Hi, I’m writing a rule which catches an error if “these” is followed by singular expression.
For example…
<rule id="THESE-NN" name="These singular">
<pattern>
<marker>
<token>these</token>
</marker>
<token postag='NN'><exception postag='NNS|CD' postag_regexp='yes'></exception></token>
<token postag='MD'></token>
</pattern>
<message>Did you mean <suggestion>this</suggestion>?</message>
<example type="incorrect" correction='This'><marker>These</marker> author should rewrite this point.</example>
<example type="incorrect" correction='This'><marker>These</marker> writer should rewrite this point.</example>
<example>These two should do ok.</example>
</rule>
However, for some reason the word “author” doesn’t get assign a “Part-of-speech” if preceded by the word “these”.
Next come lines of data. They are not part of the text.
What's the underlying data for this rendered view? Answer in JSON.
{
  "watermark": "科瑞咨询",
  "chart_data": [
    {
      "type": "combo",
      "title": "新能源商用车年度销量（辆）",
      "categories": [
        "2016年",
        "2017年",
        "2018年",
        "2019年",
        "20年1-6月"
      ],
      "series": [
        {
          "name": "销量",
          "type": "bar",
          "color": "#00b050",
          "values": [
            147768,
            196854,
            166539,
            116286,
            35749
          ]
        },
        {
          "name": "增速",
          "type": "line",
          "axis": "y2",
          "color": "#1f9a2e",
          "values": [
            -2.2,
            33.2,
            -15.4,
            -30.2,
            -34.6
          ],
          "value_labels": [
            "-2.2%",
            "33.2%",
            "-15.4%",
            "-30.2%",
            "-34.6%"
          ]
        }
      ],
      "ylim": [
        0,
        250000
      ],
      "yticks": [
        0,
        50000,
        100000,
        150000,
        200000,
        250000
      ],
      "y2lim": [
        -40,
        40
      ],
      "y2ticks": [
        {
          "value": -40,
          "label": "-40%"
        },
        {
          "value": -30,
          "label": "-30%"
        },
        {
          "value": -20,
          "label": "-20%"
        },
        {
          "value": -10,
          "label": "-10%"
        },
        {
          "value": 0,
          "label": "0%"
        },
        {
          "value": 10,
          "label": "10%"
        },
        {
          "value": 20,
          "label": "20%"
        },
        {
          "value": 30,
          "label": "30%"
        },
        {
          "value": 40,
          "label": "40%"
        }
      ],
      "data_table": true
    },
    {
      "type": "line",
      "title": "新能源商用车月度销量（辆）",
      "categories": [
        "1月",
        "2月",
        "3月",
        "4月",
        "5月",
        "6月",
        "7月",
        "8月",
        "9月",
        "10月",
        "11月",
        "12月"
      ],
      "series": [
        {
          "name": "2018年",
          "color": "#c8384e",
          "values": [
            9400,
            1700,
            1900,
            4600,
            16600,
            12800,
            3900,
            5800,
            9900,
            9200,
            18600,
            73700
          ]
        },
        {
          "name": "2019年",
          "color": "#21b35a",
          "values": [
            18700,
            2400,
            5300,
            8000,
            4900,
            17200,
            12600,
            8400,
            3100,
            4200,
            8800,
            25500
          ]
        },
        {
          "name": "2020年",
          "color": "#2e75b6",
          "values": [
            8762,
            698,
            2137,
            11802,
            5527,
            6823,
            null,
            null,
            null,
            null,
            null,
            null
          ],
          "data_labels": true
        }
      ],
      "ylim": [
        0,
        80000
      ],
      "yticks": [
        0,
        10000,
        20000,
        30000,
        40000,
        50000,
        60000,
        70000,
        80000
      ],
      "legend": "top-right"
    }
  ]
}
I’ve checked the rulebase and found a few other rules which deal with “This” and “These”, for example ‘this’ vs. ‘these’ and these/those ones (these/those), but nothing which could impact on the word “author”. Any idea what’s special about the word author?
This seems to be caused by rule DT_plural_VBNNN_VBN in disambiguation.xml. You can find that out easily by running the sentence through Text Analysis - LanguageTool.
I’m not sure. As changes in disambiguation.xml may have an effect on several rules, it’s necessary to test them carefully. But you might get more helpful replies on the mailing list. For example, Marcin has worked a lot on the English disambiguation.
OK will look into this. I think the solution might be simply to ensure that this disambig pattern never removes all postags from a word. Hopefully this disambig pattern only impacts on rules that utilise “these”.
Hi, I assume you mean the mailing list on sourceforge?
I’ve also found the same issue with the word “man”.
For now I’ve found a solution using “chunks”…
<rule id="THESE-NN-BLOCK" name="These singular block">
<pattern>
<marker>
<token chunk="B-NP-singular">these</token>
</marker>
<token chunk="E-NP-singular"><exception postag='NNS|JJ' postag_regexp='yes'></exception><exception regexp="yes">are|yours|alone</exception></token>
<token postag='MD'></token>
</pattern>
<message>Did you mean <suggestion>this</suggestion>?</message>
<example type="incorrect" correction='This'><marker>These</marker> author should rewrite this point.</example>
</rule>
Hi, Just letting you know I’ve had no replies from the mailing list on this issue.
It’s a tricky one to solve since if a disambig rule removes all postags it kind of limits the scope for developing other rules.
I imagine the intention of this disambig rule was not to remove all postags. Hence is it possible to catch the point when all postags are remove and then re-assign the word a postag selected from its original list?
Hi Mility, yes I do check my rules using the Wikipedia data.
It’s while running the wiki test I identify most issues.
I also tend to not submit rules until I’ve tested them in my version for a number of months first, which is how I spotted this disambiguation issue.
Well, if it was easy to write the ngram rules as XML rules, we’d do that. But it’s not, the ngram rule covers all kinds of cases that cannot simply be listed in an XML rule.